In Brussels activists of For Mother Earth, as well as the Finnish Santa Claus and his helpers, occupied the entrance hall of the Finnish Embassy building at 10:00. Santa and his helpers were preparing presents for the imprisoned Finnish conscientious objectors, while activists of For Mother Earth handed in a petition letter to a representative of the Embassy. The police soon arrived to briefly arrest Santa and his helpers, but released them once outside the Embassy building. The protest continued in the street outside the Embassy.
"I fear that Finnish President Tarja Halonen might have to celebrate her Christmas without presents if her government continues to imprison conscientious objectors", Santa stated at the Embassy in Brussels. "Locking up people who refuse to carry weapons doesn't fit well with the message of peace that I want to spread in the world. I advice Mrs. Halonen to let all the imprisoned consientious objectors go home in time for Christmas." Santa referred to the fact that the Finnish President has the power to grant an amnesty to prisoners, which so far has not been used.
At the moment 25 conscientious objectors (COs) are serving their sentences in Finnish prisons, and it is expected that by the end of this year over 70 COs will have been sentenced to jail in 2004 alone.
Finland still practices a very extensive military conscription, and continues to imprison conscientious objectors who refuse to participate in the system. Young men have a choice between military and alternative service, but there are many problems with the system. The length of the alternative service (13 months) is clearly punitive compared to the military service (6 months), the conscripts mostly do not receive information about alternative service during the call-up, and the alternative service places often ignore their economic obligations towards the servant. Also, in Finnish law there is no status for COs during crisis time. This means that people who never received military training might be obliged to serve in the army during a war.

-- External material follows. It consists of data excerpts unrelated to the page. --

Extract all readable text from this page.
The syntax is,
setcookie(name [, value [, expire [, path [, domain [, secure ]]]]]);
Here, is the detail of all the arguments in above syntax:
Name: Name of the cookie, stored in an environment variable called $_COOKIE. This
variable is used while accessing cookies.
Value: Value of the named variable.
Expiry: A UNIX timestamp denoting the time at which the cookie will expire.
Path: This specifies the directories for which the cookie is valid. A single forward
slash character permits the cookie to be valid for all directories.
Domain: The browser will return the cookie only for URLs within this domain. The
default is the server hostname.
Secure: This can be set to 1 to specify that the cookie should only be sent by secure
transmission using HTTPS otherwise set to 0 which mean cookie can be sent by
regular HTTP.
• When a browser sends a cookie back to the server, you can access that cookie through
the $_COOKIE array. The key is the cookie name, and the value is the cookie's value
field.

Finland also practises discrimination on the bases of (non-)religious conviction: members of Jehova's Witnesses, a religious group, are automatically released from national service due to their religious conscience, while COs of other beliefs or ethical ideals are sentenced to prison.
According to Amnesty International, Finland is the only European Union state with prisoners of conscience. Since 1999 Amnesty International has adopted 49 Finnish COs as prisoners of conscience.
In addition, the Human Rights Committee of the United Nations stated in the beginning of November that Finland should rapidly make moves to comply with the Human Rights Declaration in regard to the treatment of conscientious objectors.
The right to conscientious objection is recognised by the United Nations and the European Union, as well as in different human rights declarations. Still the Finnish government fails to respect the human rights of the COs, and systematically imprisons everyone who refuses to take part in the conscription system.
Actions at Finnish Embassies and Consulates are taking place today in Belgium, Scotland, Malta and Ireland. In Finland the Union of COs is organising a debate about the issue, and in Belgium Santa and his helpers occupy the embassy to make presents for the imprisoned CO's. In other countries individuals and organisations join the action day by faxing petition letters to their local Finnish Embassies and the Finnish President. The organisations demand major reforms in Finnish conscription law as well as the immediate release of the 25 conscientious objectors currently serving their 197-days long sentences in Finnish prisons.